37 lines (28 loc) · 2.86 KB

Details for TTS models and configurations

This document explains the details of each models, such as export configuration, and input/output argument for onnx model.

TTS models

VITS

Export configuration

config key	type	note	default
max_seq_len	int	Maximum sequence length.	512
noise_scale	float	Noise scale parameter for flow.	0.667
noise_scale_dur	float	Noise scale parameter for duration predictor.	0.8
alpha	float	Alpha parameter to control the speed of generated speech.	1.0
use_teacher_forcing	bool	Whether to use teacher forcing.	False
predict_duration	bool	Whether to predict duration while inference.	True

model input

input name	detail	shape	dtype	dynamic dim
text	Input text token ids.	`(1,)`	int64	0
feats	Feature vector. Required if `use_teacher_forcing` is True.	`(feats_length, feat_dim)`	float32	0
sids	Speaker id. Required if exported model requires speaker id.	`(1,)`	int64	-
spembs	Speaker vector. Required if exported model requires speaker embedding.	`(spk_embed_dim,)`	float32	-
lids	Language id. Required if exported model required language id.	`(1,)`	int64	-
duration	Ground-truth duration tensor.

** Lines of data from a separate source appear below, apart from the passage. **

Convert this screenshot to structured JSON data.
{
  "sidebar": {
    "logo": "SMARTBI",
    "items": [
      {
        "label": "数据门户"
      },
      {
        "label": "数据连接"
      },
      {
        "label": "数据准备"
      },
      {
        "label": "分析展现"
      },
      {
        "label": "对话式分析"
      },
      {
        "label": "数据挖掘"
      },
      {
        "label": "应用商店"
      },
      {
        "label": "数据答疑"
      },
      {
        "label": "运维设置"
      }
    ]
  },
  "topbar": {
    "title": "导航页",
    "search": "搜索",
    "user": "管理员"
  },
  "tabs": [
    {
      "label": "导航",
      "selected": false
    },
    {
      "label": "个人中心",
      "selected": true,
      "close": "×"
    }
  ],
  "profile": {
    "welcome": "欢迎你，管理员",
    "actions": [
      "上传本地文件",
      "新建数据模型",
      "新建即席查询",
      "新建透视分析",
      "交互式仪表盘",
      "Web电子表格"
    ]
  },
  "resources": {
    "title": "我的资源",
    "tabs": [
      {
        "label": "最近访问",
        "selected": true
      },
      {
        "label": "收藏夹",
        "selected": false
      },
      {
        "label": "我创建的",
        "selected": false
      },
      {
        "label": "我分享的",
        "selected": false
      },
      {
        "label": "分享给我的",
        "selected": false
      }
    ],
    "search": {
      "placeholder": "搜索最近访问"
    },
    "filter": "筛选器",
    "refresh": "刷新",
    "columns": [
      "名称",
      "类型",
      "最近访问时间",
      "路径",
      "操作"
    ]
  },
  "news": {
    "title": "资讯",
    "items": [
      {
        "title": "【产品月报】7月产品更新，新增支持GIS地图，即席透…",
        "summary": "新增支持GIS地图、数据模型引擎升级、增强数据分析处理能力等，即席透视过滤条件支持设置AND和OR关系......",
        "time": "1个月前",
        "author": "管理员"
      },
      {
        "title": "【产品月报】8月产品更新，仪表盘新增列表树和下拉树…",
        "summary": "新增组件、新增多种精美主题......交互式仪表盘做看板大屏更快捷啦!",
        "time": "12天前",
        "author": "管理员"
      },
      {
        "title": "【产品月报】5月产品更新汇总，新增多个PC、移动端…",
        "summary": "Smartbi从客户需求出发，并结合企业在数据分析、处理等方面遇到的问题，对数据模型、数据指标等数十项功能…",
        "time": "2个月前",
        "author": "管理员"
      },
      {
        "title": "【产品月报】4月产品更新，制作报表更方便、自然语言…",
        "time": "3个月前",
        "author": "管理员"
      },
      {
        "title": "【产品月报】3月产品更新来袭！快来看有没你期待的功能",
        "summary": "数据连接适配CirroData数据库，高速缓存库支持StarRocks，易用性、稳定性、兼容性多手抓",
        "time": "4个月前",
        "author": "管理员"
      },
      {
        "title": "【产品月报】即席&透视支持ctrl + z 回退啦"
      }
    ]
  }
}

Required if `predict_duration` is False when exporting the model.	`(len_text,)`	float32	0

model output

output name	detail	shape	dtype	dynamic dim
wav	Generated waveform tensor	`(len_wav,)`	float32	0
att_w	Monotonic attention weight tensor	`(feats_len, len_text)`	float32	0, 1
dur	Predicted duration tensor	`(len_text,)`	float32	0